Dalle cucine, il signor Walsh sentì un frastuono di urla e risate riecheggiare dall'estero della casa. Lasciò, quindi, andare le ultime faccende e si accostò alla finestrella che sovrastava il lavabo, richiamando vicino a sé il giovane Luke.
"Ehi, ragazzo! Avvicinate!" gli disse, con tono quasi agitato, "Quelli laggiù... sono il signor McGartie e la signorina Campbell?"

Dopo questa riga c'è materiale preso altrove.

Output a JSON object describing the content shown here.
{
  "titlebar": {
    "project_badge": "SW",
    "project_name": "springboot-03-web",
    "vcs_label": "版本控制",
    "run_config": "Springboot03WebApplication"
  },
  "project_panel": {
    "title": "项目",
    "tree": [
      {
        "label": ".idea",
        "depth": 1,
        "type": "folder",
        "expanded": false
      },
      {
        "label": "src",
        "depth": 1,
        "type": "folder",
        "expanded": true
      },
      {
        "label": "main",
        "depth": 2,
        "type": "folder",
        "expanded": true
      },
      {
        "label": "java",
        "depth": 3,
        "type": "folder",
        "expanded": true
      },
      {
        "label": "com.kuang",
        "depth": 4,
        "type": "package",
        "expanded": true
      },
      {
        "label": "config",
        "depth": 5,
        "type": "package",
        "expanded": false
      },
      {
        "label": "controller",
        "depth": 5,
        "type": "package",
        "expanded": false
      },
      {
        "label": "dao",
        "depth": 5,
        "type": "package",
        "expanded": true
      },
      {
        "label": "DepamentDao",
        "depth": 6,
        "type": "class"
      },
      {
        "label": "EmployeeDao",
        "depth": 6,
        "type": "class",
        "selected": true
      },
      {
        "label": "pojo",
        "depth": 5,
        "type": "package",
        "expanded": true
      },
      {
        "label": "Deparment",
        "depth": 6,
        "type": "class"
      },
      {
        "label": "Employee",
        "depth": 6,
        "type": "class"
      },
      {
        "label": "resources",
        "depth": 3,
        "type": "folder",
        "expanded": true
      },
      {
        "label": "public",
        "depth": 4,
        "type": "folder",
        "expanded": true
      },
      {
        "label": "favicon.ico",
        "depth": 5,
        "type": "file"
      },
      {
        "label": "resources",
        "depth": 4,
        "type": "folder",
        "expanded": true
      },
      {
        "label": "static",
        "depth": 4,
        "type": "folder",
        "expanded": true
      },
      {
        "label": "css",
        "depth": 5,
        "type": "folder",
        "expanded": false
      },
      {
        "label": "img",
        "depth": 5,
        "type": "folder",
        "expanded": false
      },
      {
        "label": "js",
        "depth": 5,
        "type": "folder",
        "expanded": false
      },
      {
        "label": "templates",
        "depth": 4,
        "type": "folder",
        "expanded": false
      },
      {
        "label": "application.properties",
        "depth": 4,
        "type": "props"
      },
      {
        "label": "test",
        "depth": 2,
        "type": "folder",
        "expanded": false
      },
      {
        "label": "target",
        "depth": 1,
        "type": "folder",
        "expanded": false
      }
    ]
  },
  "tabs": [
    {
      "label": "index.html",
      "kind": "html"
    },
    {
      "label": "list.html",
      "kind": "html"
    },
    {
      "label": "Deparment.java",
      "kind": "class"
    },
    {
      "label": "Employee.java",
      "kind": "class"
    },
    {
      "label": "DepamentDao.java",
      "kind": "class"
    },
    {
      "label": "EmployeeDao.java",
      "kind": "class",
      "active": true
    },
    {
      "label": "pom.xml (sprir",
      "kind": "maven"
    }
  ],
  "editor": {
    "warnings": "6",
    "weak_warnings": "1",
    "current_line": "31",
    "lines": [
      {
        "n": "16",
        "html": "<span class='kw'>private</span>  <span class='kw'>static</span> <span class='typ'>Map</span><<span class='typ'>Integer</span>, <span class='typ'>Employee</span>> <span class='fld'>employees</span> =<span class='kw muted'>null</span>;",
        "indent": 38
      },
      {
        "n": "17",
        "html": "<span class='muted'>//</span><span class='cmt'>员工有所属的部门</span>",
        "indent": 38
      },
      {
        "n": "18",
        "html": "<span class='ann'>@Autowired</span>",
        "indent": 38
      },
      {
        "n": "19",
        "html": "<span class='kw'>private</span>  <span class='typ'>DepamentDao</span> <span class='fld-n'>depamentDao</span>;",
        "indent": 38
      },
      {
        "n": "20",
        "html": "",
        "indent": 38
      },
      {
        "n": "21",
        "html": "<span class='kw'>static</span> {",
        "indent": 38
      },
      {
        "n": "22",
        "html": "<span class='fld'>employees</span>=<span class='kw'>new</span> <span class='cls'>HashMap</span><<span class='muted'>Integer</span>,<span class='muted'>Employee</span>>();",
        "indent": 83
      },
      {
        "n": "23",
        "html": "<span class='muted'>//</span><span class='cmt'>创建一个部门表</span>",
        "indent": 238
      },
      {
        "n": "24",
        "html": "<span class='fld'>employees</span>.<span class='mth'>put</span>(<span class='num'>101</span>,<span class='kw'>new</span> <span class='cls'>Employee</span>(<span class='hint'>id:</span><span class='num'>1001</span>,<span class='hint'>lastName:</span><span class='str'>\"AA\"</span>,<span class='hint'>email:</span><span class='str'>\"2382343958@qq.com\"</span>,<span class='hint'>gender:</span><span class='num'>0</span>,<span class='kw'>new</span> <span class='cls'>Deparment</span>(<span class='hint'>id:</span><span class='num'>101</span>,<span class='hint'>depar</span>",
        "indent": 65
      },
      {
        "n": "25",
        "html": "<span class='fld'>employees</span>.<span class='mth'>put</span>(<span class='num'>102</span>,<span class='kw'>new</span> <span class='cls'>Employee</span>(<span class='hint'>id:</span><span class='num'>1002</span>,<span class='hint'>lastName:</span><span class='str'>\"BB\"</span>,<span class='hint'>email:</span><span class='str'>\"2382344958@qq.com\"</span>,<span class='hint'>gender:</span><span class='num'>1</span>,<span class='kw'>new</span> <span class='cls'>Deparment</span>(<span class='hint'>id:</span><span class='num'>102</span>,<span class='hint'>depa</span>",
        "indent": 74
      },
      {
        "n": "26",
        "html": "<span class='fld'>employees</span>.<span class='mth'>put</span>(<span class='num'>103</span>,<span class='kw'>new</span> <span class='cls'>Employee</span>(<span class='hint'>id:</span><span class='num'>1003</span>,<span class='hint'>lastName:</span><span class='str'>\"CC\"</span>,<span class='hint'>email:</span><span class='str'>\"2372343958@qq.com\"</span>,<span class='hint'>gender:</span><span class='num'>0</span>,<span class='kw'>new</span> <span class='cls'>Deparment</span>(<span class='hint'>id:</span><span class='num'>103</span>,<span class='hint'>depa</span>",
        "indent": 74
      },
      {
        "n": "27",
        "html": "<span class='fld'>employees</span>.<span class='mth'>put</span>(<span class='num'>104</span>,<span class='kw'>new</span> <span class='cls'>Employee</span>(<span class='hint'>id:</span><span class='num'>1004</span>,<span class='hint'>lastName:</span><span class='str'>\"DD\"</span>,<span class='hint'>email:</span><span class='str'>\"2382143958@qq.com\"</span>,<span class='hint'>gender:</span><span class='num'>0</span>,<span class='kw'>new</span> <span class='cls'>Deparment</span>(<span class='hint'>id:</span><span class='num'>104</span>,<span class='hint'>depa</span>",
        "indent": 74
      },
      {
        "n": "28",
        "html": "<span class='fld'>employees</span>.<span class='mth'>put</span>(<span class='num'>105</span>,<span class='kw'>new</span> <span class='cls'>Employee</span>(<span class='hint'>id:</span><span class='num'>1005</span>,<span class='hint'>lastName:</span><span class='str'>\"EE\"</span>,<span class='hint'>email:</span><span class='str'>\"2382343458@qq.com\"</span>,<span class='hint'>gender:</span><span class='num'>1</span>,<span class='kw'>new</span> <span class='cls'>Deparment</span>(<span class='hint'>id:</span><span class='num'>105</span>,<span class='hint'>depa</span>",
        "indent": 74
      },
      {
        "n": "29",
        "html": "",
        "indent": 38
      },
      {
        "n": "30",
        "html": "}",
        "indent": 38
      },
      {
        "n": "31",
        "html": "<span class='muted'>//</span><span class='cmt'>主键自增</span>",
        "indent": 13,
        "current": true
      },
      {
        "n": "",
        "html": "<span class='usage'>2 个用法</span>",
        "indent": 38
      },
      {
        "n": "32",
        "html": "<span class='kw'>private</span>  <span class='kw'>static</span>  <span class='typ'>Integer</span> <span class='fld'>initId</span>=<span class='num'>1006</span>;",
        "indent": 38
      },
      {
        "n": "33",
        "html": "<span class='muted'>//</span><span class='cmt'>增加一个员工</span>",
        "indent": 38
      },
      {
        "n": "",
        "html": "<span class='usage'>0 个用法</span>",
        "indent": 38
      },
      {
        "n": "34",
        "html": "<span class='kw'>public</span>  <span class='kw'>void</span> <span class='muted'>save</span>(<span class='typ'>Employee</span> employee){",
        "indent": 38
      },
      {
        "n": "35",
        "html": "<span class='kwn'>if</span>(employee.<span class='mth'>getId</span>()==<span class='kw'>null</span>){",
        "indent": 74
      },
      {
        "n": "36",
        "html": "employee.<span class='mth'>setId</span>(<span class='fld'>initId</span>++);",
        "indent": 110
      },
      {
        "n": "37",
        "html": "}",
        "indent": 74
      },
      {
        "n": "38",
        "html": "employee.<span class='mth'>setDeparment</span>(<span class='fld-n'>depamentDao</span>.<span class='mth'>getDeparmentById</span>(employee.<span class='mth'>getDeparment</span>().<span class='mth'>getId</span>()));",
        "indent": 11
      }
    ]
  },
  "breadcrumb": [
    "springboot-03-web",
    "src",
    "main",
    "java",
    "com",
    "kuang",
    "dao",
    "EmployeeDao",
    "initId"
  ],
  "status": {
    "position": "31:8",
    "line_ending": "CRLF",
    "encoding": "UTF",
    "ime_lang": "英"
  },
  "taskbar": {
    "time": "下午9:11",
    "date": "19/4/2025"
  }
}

Luke sorrise, "Temo proprio di sì, signor Walsh. E credo che quelle siano palle di neve." constatò, allargando la bocca.
"Sono forse impazziti?! Non c'è nulla da ridere ragazzino, fuori si gela! Si beccheranno una bella broncopolmonite se rimarranno un minuto di più! Presto... corri a prendere i giacconi e andiamo a recuperare quei dissennati!"

Signor McGartie. Nonostante adesso sia sdraiata al calduccio sotto le coperte del mio letto, la testa continua a girare come le trottole che mio padre mi portava sovente, ogni volta che faceva ritorno dalla fiera di Ross-shire. Il signor Walsh sembrava furioso quando è venuto a recuperarci. Ci ha urlato contro qualcosa che, adesso, nemmeno ricordo più, e poi ha continuato a borbottare mentre ci preparava due borse di acqua calda. Ma che ridere, nonostante tutto! Voi mi guardavate, ogni tanto, e riprendevamo a sghignazzare mentre il poveretto ci sistemava addosso delle coperte.
Oh, signor McGartie! Una delle sere migliori della mia vita! Che amarezza pensare che domattina avrò già scordato tutto. Spero solo di non rimuovere dal cassetto dei ricordi le dolcissime parole che mi avete riservato stasera. Mi trovate bellissima. È così?
O, forse, non è ciò che avete detto in realtà. Le parole svaniscono velocemente adesso e non riesco più a capire cosa sia realmente accaduto e cosa no. Beh, spero tuttavia che possiate riposare bene, signor McGartie. Buonanotte, allora.
Possa anche la notte più buia non impedire al Sole di sorgere.